La découverte par Kaspersky et Symantec d’un malware haut de gamme nommé ProjectSauron (ou Strider) vient rappeler que la menace vient aussi de l’intérieur, de très haut et avec une incroyable sophistication !

Tirant son nom d’allusions à l’univers de Tolkien inscrites dans son code, ProjectSauron est un malware particulier, un APT (Advanced Persistent Threat) découvert par Kaspersky chez un de ses clients, et confirmé depuis par Symantec. Il porte également le nom de Strider.

Qu’a-t-il de particulier ? Sa sophistication. En effet, ProjectSauron évolue sous le radar des antivirus et des solutions de sécurité. Et pour cela, il a dû faire l’objet de développements très pointus pour se propager et rester sur les postes qu’il infecte sans se faire détecter. Pire, il semble être capable de se propager jusque sur des machines qui ne sont pas connectées !

La sophistication de ProjectSauron a de quoi faire peur. À ce titre, il montre des capacités de furtivité couplées à de multiples méthodes d’exfiltration.

Il n’avait pas été détecté depuis 2011, sa date de création. 5 années qui viennent un peu plus enfoncer le clou de son développement hors normes…

Que sait-on de ProjectSauron et de sa sophistication ?

Si Strider embarque beaucoup d’inconnues, on sait quand même pas mal de choses qui ne font que renforcer la menace qui plane :

  • ProjectSauron s’attaque à tous les OS modernes Windows et Windows Server de Microsoft
  • Il utilise des failles zéro day (qui n’ont pas encore été exploitée)
  • Ses vecteurs d’infection n’ont jamais été identifiés
  • Il a compromis plusieurs organisations gouvernementales dans plusieurs pays
  • Il a réussi à voler des informations pendant de nombreuses années avant d’être découvert
  • Il a la capacité de voler des informations à partir des réseaux en grappe
  • Il supporte de multiples canaux d’exfiltration secrète sur divers protocoles
  • Il tire parti des protocoles de communication les plus couramment utilisés: ICMP, UDP, TCP, DNS, SMTP et HTTP
  • Il dispose d’un module logiciel malveillant qui peut exister que dans la mémoire sans toucher le disque
  • Ses techniques de persistance sont inhabituelles, elles utilisent parfois des fonctionnalités du système d’exploitation non documentées

ProjectSauron est capable d’exfiltrer des données provenant des réseaux en utilisant spécialement des unités de stockage USB où les données sont stockées dans une zone invisible pour le système d’exploitation. La plate-forme fait un usage intensif du protocole DNS pour l’exfiltration de données et pour le reporting en temps réel.
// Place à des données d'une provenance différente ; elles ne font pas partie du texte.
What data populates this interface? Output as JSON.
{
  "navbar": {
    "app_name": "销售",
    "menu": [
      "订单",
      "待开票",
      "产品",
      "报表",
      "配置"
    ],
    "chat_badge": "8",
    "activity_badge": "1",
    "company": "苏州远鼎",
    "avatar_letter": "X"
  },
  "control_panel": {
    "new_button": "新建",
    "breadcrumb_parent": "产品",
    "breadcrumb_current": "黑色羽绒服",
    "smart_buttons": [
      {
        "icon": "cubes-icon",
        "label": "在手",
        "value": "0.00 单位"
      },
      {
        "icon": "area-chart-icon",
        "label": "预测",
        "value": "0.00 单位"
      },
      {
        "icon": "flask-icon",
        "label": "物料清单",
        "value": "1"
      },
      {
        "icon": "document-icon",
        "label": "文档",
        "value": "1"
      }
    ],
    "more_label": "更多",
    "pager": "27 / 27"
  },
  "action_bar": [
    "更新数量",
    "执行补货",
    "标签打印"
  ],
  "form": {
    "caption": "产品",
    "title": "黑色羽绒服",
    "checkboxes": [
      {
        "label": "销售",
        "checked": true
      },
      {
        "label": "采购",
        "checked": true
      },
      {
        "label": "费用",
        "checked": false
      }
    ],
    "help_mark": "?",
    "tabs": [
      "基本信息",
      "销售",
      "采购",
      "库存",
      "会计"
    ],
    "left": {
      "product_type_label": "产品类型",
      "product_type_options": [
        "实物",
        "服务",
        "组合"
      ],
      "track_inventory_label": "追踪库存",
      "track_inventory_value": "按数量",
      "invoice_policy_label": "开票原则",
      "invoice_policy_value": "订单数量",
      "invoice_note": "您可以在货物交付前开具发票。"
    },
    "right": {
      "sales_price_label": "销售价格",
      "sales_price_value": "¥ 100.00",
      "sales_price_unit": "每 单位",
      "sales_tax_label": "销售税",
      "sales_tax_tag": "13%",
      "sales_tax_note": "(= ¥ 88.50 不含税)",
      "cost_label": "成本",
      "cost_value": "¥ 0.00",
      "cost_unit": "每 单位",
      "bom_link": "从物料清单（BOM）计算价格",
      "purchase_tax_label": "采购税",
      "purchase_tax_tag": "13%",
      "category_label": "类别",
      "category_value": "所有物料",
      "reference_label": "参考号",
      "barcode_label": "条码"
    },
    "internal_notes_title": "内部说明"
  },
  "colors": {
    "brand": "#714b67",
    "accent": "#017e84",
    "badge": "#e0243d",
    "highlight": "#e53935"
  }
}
Notons que ProjectSauron n’a pas (encore ?) été détecté à l’intérieur des réseaux et des systèmes SCADA industriels.

Un développement très avancé

ProjectSauron est une plate-forme modulaire conçue pour permettre des campagnes de cyber-espionnage à long terme. Ses auteurs, très avancés dans leurs compétences, ont de toute évidence beaucoup appris de ses prédécesseurs (comm Stuxnet), et ont évité une grande partie de leurs erreurs.

Tous les modules et les protocoles de réseau utilisent des algorithmes de chiffrement forts, tels que RC6, RC5, RC4, AES, Salsa20, etc. ProjectSauron prête un fort intérêt pour ces systèmes de chiffrement utilisés par les organisations gouvernementales. Il utilise un moteur de script Lua (très rare !) modifié pour mettre en œuvre la plate-forme de base et ses plugins, dont il dispose d’une cinquantaine de types différents. Les implants et les infrastructures sont personnalisés pour chaque cible individuelle et jamais réutilisés !

La sophistication de ProjectSauron, ainsi que les données qu’il dérobe, laissent à penser que le malware a nécessité l’intervention de plusieurs équipes de développement très spécialisées, et qu’il a bénéficié d’un budget qui devrait s’exprimer en millions de dollars...

Qui sont ses victimes ?

On sait finalement peu de chose sur l’origine ProjectSauron, en dehors du fait ce n’est pas un virus classique, mais un cyber-espion. Parent peut-être de Stuxnet, ce malware a probablement été développé par ou pour une agence gouvernementale. Laquelle ? Difficile de répondre directement…

Concernant ses victimes, au moins 36 d’entre elles sont connues, qui en disent long sur l’origine probable de l’attaquant : des gouvernements, des personnalités russes, des compagnies aériennes chinoises, des sociétés en Suède, des ambassades en Belgique, des institutions financières, des centres de recherche scientifique, des militaires, des opérateurs télécoms.